While many existing R packages are capable of working with SNP data, no existing R package contains functions for automated visualization and filtering of SNP data comparable to those offered by SNPfiltR . A few packages focus on directly reading and manipulating SNP data (e.g.,vcfR (Knaus & Grünwald, 2017) and dartR (Gruber et al., 2018)), but largely require custom scripting using R syntax if users wish to filter and visualize their SNP datasets, leaving a need for automated SNP visualization and filtering functions. SNPfiltR is complementary to these packages, extending their functionalities with modular functions that automate key visualization and filtering steps, allowing the rapid generation of full SNP filtering pipelines in R. Notably, functions from the SNPfiltR package rely on vcfR objects as input, which can be directly read in from vcf files using the function read.vcfR() from the vcfR package. For this reason, we strongly recommend that users of the SNPfiltR package also cite the vcfR package as part of their integrative SNP filtering pipelines. A suite of additional R packages exist for performing downstream phylogenetic and population genetic analyses on high-quality SNP datasets (e.g., APE (Paradis & Schliep, 2019),stAMPP (Pembleton et al., 2013), SNPrelate (Zheng et al., 2012), adegenet (Jombart, 2008), sambaR (de Jong et al., 2021), and introgress (Gompert & Buerkle, 2010)).SNPfiltR is complementary to these packages as well, as eachSNPfiltR function returns a filtered vcfR object which can be easily converted into a myriad of object classes within R for further analysis using any of these dedicated population genetic programs.

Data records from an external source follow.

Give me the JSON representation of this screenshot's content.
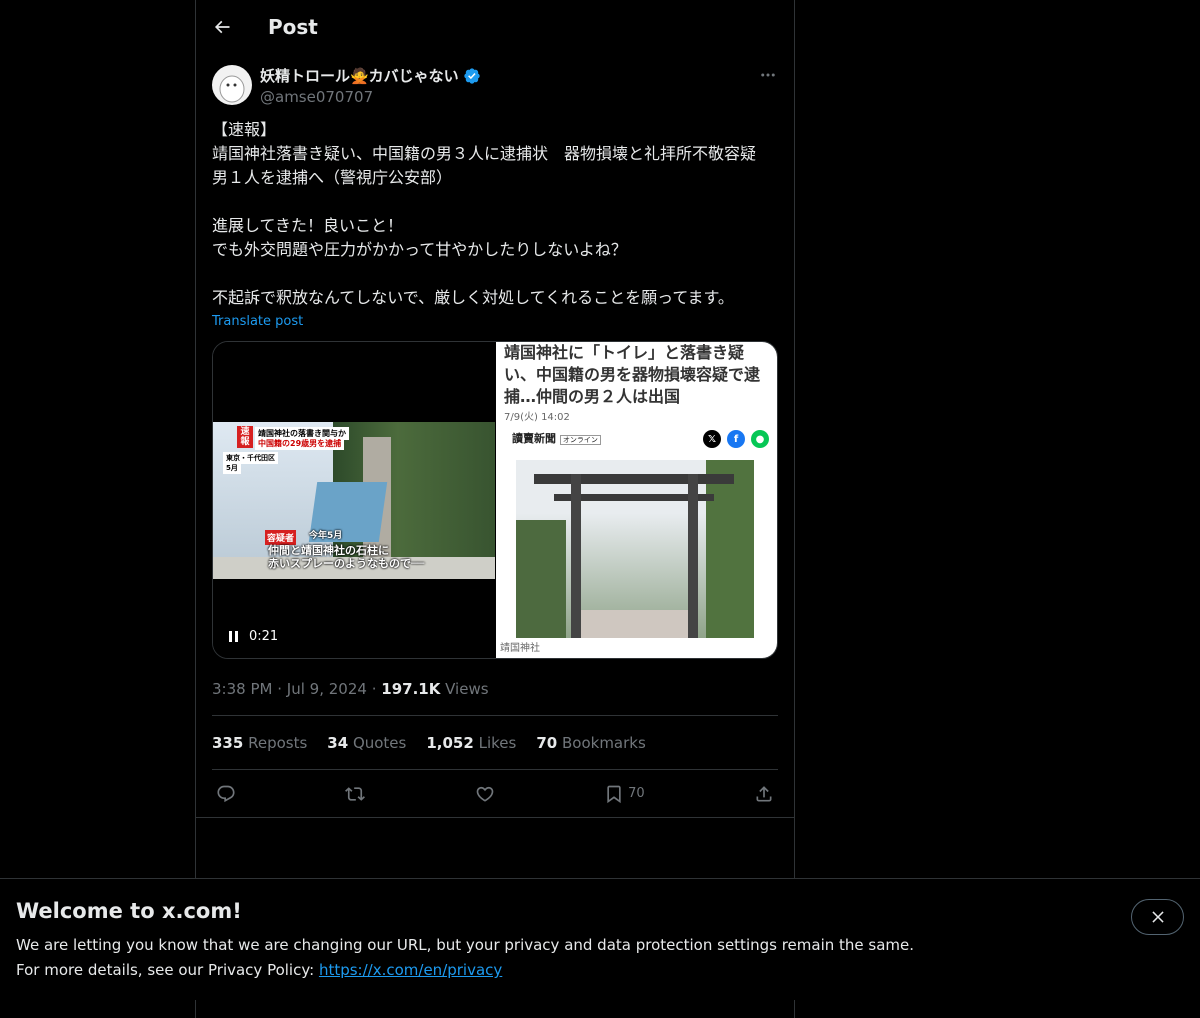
{
  "header": {
    "title": "Post"
  },
  "author": {
    "display_name": "妖精トロール🙅カバじゃない",
    "handle": "@amse070707",
    "verified": true
  },
  "post": {
    "text": "【速報】\n靖国神社落書き疑い、中国籍の男３人に逮捕状　器物損壊と礼拝所不敬容疑　男１人を逮捕へ（警視庁公安部）\n\n進展してきた！良いこと！\nでも外交問題や圧力がかかって甘やかしたりしないよね？\n\n不起訴で釈放なんてしないで、厳しく対処してくれることを願ってます。",
    "translate_label": "Translate post"
  },
  "media": {
    "video": {
      "time": "0:21",
      "caption_top_badge": "速報",
      "caption_top_line1": "靖国神社の落書き関与か",
      "caption_top_line2": "中国籍の29歳男を逮捕",
      "caption_location_line1": "東京・千代田区",
      "caption_location_line2": "5月",
      "caption_suspect": "容疑者",
      "caption_month": "今年5月",
      "caption_bottom_line1": "仲間と靖国神社の石柱に",
      "caption_bottom_line2": "赤いスプレーのようなもので──"
    },
    "article": {
      "title": "靖国神社に「トイレ」と落書き疑い、中国籍の男を器物損壊容疑で逮捕…仲間の男２人は出国",
      "date": "7/9(火) 14:02",
      "brand": "讀賣新聞",
      "brand_sub": "オンライン",
      "caption": "靖国神社"
    }
  },
  "meta": {
    "time": "3:38 PM",
    "separator": "·",
    "date": "Jul 9, 2024",
    "views_count": "197.1K",
    "views_label": "Views"
  },
  "stats": {
    "reposts_count": "335",
    "reposts_label": "Reposts",
    "quotes_count": "34",
    "quotes_label": "Quotes",
    "likes_count": "1,052",
    "likes_label": "Likes",
    "bookmarks_count": "70",
    "bookmarks_label": "Bookmarks"
  },
  "actions": {
    "bookmark_count": "70"
  },
  "banner": {
    "title": "Welcome to x.com!",
    "line1": "We are letting you know that we are changing our URL, but your privacy and data protection settings remain the same.",
    "line2_prefix": "For more details, see our Privacy Policy: ",
    "link": "https://x.com/en/privacy"
  },
  "colors": {
    "background": "#000000",
    "text_primary": "#e7e9ea",
    "text_secondary": "#71767b",
    "accent": "#1d9bf0",
    "border": "#2f3336"
  },
  "icons": [
    "back-arrow-icon",
    "verified-badge-icon",
    "more-icon",
    "pause-icon",
    "reply-icon",
    "repost-icon",
    "like-icon",
    "bookmark-icon",
    "share-icon",
    "close-icon"
  ]
}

It is widely accepted that the universe of elegant, open-source R based tools such as Rstudio and Rmarkdown allow for exceptional interactivity and reproducibility (Gandrud, 2018). Additionally, the performance benchmarking results presented here indicate that the computational power of the R programming language is sufficient for analyzing most reduced-representation SNP datasets, despite that this practice seems relatively rare. The SNPfiltR package takes advantage of this previously unrecognized opportunity and provides custom functions designed to fully integrate the investigation, visualization, and filtering of a SNP dataset into a single coherent R framework. The filtering functions offered by SNPfiltR perform competitively with current state of the art SNP filtering programs on moderately sized datasets, indicating that bioinformaticians ought to consider implementing fully R-based pipelines for streamlining the often complicated and iterative process of optimizing filtering parameters for next-generation sequencing datasets. By extending the current bioinformatic tools available in R for filtering SNP datasets, theSNPfiltR package will allow users to spend less time investigating and testing filtering parameters, and more time resolving evolutionary mysteries with genomic data.